A few of the gotchas/surprises that I can remember fighting:
  • In many places you will see PIP_NO_BUILD_ISOLATION=false - this means the opposite of what it says i.e., this actually turns off build isolation (i.e., equivalent to passing --no-build-isolation to pip wheel). Don't ask me why.
  • As of today (12/13/23), CMake will segfault during Detecting CXX compiler ABI info on mac for cmake>3.27.9 inside of cibuildwheel.
  • caution filename not matched during unzip is due to a glob that matches multiple files; escape the glob like mlir_aie\*.whl.
  • Files creating in a cibuildwheel container (i.e., on Linux) have timestamps in the future. This will lead to ninja looping forever during a cmake .. -G Ninja ... configure step. Hence there's something like find mlir -exec touch -a -m -t 201108231405.14 {} \; in various places (where 201108231405.14 is just an arbitrary timestamp in the past).
  • The setup.pys have needed an ungodly amount of fiddling in order to satisfy the pecularities of all platforms/arches;
    • When building MLIR-AIE On Windows, because of LNK1170: line in command file contains 131071 or more characters, the LLVM+MLIR distro is moved to /tmp/m.
    • On Windows, when the C runtime is statically linked because that's what you need in order to support multithreading (or is it the inverse?).
    • On Windows, cl.exe is used because what configuration system you get otherwise would OOM (or something like that).
    • In order to support cross-compilation, every build of LLVM+MLIR also a wheel called mlir_native_tools, which basically contains mlir-tblgen et al. and is labeled with the commit and the platform/arch. These tools are then found (by various means) and then injected into the build environment (by various means). Why do this instead of using LLVM's native cross-compilation "flow" (which is supposed to build these tools during cross-compile for the host)? Because I couldn't get that to work, either because it isn't intended to support what I'm doing or because I was misusing it. Either way, this should be revisited.

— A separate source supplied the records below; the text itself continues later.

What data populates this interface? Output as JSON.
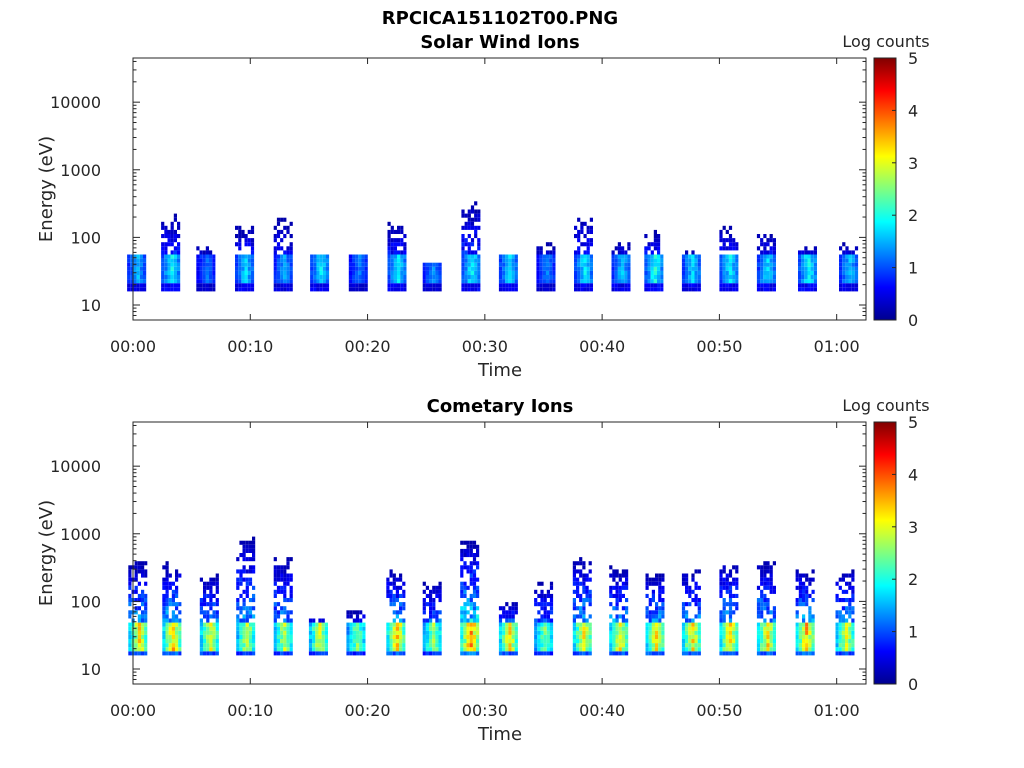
{
  "figure": {
    "suptitle": "RPCICA151102T00.PNG"
  },
  "colormap": {
    "name": "jet",
    "stops": [
      "#00008f",
      "#0000ff",
      "#00ffff",
      "#ffff00",
      "#ff0000",
      "#800000"
    ]
  },
  "chart_data": [
    {
      "type": "heatmap",
      "title": "Solar Wind Ions",
      "xlabel": "Time",
      "ylabel": "Energy (eV)",
      "y_scale": "log",
      "xlim_minutes": [
        0,
        62.5
      ],
      "ylim": [
        6,
        45000
      ],
      "x_ticks": [
        "00:00",
        "00:10",
        "00:20",
        "00:30",
        "00:40",
        "00:50",
        "01:00"
      ],
      "x_tick_minutes": [
        0,
        10,
        20,
        30,
        40,
        50,
        60
      ],
      "y_ticks": [
        "10",
        "100",
        "1000",
        "10000"
      ],
      "y_tick_values": [
        10,
        100,
        1000,
        10000
      ],
      "colorbar": {
        "label": "Log counts",
        "range": [
          0,
          5
        ],
        "ticks": [
          "0",
          "1",
          "2",
          "3",
          "4",
          "5"
        ]
      },
      "bursts_minutes": [
        0.3,
        3.2,
        6.2,
        9.5,
        12.8,
        15.9,
        19.2,
        22.5,
        25.5,
        28.8,
        32.0,
        35.2,
        38.4,
        41.6,
        44.4,
        47.6,
        50.8,
        54.0,
        57.5,
        61.0
      ],
      "burst_peak_log_counts": [
        1.7,
        2.1,
        1.3,
        1.9,
        1.6,
        2.0,
        1.4,
        2.0,
        1.5,
        2.1,
        1.9,
        1.4,
        2.0,
        1.8,
        2.2,
        1.9,
        2.0,
        1.9,
        2.1,
        1.8
      ],
      "burst_core_energy_ev": [
        33,
        33,
        33,
        33,
        33,
        33,
        33,
        33,
        33,
        33,
        33,
        33,
        33,
        33,
        33,
        33,
        33,
        33,
        33,
        33
      ],
      "burst_max_energy_ev": [
        60,
        280,
        100,
        200,
        300,
        60,
        60,
        220,
        40,
        500,
        60,
        100,
        300,
        100,
        150,
        70,
        180,
        150,
        80,
        90
      ]
    },
    {
      "type": "heatmap",
      "title": "Cometary Ions",
      "xlabel": "Time",
      "ylabel": "Energy (eV)",
      "y_scale": "log",
      "xlim_minutes": [
        0,
        62.5
      ],
      "ylim": [
        6,
        45000
      ],
      "x_ticks": [
        "00:00",
        "00:10",
        "00:20",
        "00:30",
        "00:40",
        "00:50",
        "01:00"
      ],
      "x_tick_minutes": [
        0,
        10,
        20,
        30,
        40,
        50,
        60
      ],
      "y_ticks": [
        "10",
        "100",
        "1000",
        "10000"
      ],
      "y_tick_values": [
        10,
        100,
        1000,
        10000
      ],
      "colorbar": {
        "label": "Log counts",
        "range": [
          0,
          5
        ],
        "ticks": [
          "0",
          "1",
          "2",
          "3",
          "4",
          "5"
        ]
      },
      "bursts_minutes": [
        0.4,
        3.3,
        6.5,
        9.6,
        12.8,
        15.8,
        19.0,
        22.4,
        25.5,
        28.7,
        32.0,
        35.0,
        38.3,
        41.4,
        44.5,
        47.6,
        50.8,
        54.0,
        57.3,
        60.7
      ],
      "burst_peak_log_counts": [
        3.6,
        3.8,
        3.4,
        3.2,
        3.2,
        3.3,
        2.8,
        3.8,
        3.0,
        4.2,
        3.6,
        2.8,
        3.6,
        3.5,
        3.6,
        3.6,
        3.7,
        3.6,
        3.9,
        3.4
      ],
      "burst_core_energy_ev": [
        28,
        28,
        28,
        28,
        28,
        28,
        28,
        28,
        28,
        28,
        28,
        28,
        28,
        28,
        28,
        28,
        28,
        28,
        28,
        28
      ],
      "burst_max_energy_ev": [
        500,
        450,
        300,
        1200,
        600,
        60,
        80,
        350,
        250,
        1000,
        100,
        250,
        550,
        400,
        300,
        350,
        500,
        500,
        350,
        400
      ]
    }
  ]
}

  • On downstream consumers of the LLVM+MLIR (or MLIR-AIE) wheel, cibuildwheel doesn't quite work out because it won't enable you pip install wheels from a different platform. For example, if you try to cross-compile MLIR-AIE (for aarch64) by pip installing an already built aarch64 LLVM+MLIR wheel you will fail because pip install will only grab/find the x86 wheel. The cibuildwheel people have decided this is "won't fix". The workaroud is pip -q download mlir --platform $PLAT --only-binary=:all: (as in download_mlir.sh).